Aaron Swartz's unfinished work was the programmable web. I believe the internet, and by extension, the world, would be different were he alive to complete it. With this system of servers, *.by-sa.cc I have inverted the system of names otherwise administered by ICANN at the top, the server farm in the middle and wildcards at the lowest branch of privilege in order to put the work back into the hands of the artists who own it. Swartz's 2009 build plan did not inspire my implementation of the wiki federated since 2011 but this document anticipates the intelligibility and legibility of user-editable interfaces as defined by the world's fifth most visited website.
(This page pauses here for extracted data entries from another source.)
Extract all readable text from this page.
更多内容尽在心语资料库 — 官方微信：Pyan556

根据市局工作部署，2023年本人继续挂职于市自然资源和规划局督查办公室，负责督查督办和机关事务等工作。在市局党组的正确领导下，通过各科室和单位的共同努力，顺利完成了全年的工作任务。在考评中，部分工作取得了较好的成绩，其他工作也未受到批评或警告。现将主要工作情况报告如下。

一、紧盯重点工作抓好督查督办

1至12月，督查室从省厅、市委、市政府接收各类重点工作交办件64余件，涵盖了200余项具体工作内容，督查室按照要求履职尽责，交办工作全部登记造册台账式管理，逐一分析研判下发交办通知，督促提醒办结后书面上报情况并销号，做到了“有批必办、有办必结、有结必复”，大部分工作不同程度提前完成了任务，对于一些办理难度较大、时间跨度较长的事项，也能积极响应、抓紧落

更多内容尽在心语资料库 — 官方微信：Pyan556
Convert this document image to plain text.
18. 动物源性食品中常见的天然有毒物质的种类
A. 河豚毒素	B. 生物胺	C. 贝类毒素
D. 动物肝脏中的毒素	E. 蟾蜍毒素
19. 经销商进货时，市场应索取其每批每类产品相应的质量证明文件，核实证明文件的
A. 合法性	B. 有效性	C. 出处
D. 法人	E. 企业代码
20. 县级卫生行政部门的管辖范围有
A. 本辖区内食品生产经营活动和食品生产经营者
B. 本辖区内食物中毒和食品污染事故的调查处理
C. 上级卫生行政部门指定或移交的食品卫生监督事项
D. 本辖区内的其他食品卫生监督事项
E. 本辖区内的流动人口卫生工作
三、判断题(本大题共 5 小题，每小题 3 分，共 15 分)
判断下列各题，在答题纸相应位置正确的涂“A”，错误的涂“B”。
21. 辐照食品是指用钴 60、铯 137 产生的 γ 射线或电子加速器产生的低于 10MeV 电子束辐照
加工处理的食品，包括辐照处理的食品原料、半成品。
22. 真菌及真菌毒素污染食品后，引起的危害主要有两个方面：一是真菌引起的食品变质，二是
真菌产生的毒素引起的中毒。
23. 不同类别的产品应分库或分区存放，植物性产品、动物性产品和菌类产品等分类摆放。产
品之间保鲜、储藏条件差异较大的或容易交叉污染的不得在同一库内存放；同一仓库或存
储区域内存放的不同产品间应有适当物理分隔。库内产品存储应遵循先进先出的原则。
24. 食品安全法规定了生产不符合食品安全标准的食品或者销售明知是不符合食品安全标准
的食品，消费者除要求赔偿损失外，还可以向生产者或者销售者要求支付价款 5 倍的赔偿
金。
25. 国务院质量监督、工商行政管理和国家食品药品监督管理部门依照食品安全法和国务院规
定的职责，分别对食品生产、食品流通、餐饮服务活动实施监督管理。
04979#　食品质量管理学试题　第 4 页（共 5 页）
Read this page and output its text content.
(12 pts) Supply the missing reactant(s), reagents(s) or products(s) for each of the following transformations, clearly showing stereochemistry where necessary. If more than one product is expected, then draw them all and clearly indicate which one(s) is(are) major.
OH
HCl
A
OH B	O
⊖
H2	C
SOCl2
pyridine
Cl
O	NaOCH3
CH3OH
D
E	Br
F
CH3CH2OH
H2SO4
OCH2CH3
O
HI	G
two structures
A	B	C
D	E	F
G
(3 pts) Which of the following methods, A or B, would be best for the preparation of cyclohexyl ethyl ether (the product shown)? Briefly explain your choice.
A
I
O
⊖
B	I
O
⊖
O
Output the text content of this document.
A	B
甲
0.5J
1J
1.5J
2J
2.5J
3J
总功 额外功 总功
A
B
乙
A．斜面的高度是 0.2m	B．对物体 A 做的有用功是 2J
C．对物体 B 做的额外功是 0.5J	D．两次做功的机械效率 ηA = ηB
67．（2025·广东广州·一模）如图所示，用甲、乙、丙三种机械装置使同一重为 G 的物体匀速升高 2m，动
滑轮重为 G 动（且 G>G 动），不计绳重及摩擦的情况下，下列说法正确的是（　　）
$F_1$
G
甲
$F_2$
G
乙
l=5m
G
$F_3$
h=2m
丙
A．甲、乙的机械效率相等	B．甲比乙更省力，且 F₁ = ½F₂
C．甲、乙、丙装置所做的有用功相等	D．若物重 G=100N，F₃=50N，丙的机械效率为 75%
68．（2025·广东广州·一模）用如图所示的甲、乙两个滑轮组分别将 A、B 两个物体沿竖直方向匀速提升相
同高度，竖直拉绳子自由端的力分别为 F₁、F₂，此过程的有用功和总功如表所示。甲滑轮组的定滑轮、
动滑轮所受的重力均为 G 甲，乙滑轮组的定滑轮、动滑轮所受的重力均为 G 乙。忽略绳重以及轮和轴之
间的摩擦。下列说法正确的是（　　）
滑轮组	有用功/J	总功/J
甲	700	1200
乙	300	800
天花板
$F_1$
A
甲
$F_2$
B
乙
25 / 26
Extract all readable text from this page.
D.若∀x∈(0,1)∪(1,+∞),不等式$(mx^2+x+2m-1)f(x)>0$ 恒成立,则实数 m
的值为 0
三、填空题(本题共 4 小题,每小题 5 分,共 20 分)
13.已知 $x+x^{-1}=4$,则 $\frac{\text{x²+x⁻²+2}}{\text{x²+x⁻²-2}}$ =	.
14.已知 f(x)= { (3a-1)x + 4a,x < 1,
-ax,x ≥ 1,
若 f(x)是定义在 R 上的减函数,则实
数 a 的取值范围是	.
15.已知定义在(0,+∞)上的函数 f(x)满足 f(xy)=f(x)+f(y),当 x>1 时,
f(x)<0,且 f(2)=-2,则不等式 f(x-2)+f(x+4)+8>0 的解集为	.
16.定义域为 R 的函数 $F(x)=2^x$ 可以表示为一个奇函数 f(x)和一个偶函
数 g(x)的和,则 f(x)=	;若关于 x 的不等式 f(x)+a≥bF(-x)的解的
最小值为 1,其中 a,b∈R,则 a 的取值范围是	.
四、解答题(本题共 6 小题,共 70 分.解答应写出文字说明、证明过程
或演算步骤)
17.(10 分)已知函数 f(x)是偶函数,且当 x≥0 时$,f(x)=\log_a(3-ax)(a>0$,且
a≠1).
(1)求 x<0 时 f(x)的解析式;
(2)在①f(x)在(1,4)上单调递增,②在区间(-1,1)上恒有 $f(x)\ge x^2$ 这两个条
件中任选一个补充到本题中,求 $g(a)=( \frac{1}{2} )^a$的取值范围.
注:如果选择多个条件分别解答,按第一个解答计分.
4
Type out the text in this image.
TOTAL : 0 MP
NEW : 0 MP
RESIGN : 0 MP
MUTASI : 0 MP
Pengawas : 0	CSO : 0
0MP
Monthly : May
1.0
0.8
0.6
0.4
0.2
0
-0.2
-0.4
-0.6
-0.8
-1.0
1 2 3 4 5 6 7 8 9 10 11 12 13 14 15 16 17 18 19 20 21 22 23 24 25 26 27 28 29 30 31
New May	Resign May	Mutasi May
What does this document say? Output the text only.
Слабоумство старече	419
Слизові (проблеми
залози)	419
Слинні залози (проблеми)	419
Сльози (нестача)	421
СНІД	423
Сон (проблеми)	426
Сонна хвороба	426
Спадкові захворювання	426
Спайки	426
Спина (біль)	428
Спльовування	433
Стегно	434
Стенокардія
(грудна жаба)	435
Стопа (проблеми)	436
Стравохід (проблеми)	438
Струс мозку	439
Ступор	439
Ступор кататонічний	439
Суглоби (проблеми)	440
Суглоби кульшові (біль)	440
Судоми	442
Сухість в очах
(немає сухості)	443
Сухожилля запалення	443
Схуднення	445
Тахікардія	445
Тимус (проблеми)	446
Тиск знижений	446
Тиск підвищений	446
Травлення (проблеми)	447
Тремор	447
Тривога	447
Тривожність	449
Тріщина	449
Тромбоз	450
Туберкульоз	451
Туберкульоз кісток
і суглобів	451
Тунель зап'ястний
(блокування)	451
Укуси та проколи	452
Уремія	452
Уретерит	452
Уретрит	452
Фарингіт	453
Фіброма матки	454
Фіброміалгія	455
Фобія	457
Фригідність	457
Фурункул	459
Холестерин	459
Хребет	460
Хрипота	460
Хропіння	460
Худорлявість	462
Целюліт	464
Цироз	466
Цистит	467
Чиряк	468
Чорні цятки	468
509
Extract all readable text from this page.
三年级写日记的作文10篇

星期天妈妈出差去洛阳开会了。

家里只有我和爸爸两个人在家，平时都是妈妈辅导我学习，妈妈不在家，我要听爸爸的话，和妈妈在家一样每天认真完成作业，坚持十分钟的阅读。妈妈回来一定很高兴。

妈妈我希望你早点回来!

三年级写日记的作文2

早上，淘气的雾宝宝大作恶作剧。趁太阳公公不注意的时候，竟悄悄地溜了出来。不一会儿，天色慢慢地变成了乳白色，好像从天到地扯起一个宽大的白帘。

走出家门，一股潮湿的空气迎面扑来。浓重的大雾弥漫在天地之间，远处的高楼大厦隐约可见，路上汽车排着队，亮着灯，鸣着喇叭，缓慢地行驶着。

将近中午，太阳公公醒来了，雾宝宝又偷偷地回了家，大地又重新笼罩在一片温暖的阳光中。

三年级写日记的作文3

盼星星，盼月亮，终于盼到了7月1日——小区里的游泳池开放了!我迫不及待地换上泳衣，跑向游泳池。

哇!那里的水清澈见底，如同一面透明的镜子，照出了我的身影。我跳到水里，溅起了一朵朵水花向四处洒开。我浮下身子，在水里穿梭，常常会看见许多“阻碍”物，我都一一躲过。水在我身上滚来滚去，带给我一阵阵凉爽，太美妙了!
A federated wiki is an http browser and a license. Subdomains on *.by-sa.cc are issued on demand and administered by the Creative Commons. The software itself is under an MIT license. Pages are meant to be addressable and linkable as pages in the open web, and the whole “lineup” navigation is URL-driven too. This is in alignment with Swartz's treatment of a programmable web in which URL's make sense, don’t break, and provide direction with durability.

The Smallest Federated Wiki project used normal web retrieval and simple endpoints (like page JSON), from the beginning. Now it publishes machine-usable indexes like sitemap.json that agents can crawl. This is somewhat less disciplined than Swartz' idea of a web semantics by design, but user choice through import + export lets you share without reinventing the wheel in any sane format: audio, video, code, mp4, pdf, graphs.

The federated wiki is built around data portability, not content sharing. Right now it is difficult for artists, art critics, art scholars and art students to access documents of contemporary art, and especially conceptual art, because these records are trapped in some opaque database. If sometimes a good sculpture is drinking beer with your friends, how do you license that?

As museums, specifically the Duchamp Research Portal, are making some records available as JSON files but lock in DMCA limitations as a condition of the index, mirroring these resources and making them available freely is necessary to preserve the conditions for open scholarship and open data. Federated Wiki is free to run/modify/redistribute and easy to maintain: page JSON + sitemap.json + links provide a crawlable structure, so you can build querying tooling on top in advance of AI as both agent and interface of the emerging web.

Swartz' idea of a “query at scale” makes CC-BY-SA + simple JSON + CORS in a browser necessary. A database, even a distributed database, consists of not much more than pulling one record from one API route. Asking a question that forces the system to merge, pull and request changes from the user end is slightly more elegant. Swartz said APIs only answer the questions you already know how to ask, but queries let you ask broader stuff.

This site models, mirrors and pushes the medium of the art record. When I'm not hosting artifacts (text, image, music) off of the same cloud server that issues subdomains, I'm pointing at an existing database that can and must be served by federation. This site, done right, will eventually stretch across multiple endpoints—one site is hosting the work of Simon Denny, another, an archive of 1960's art finance experiments. Only a human art historian would connect them, but being able to predict the next token is not how art history gets made.

Making cross-endpoint queries fast (so they don’t take forever) is hard and still an open problem. Joining datasets to query at scale involves the complexity of filtering art from content, before or after certain years, when most data online was published in the last 25 years. Multiple endpoints include not just online archives, legacy archives vis a vis experimental, counter-institutional resources, artist's websites, word of mouth communities and defunct BBS boards, and of course, brick and mortar commercial galleries.

On Federated Wiki reciprocal license is the identity system. Wildcards are the ultimate identity system. When malicious actors appropriate these services they do so in all four dimensions of ownership, authorship, site-specificity and prior availability.

The operations of the art system are observations oriented to works of art.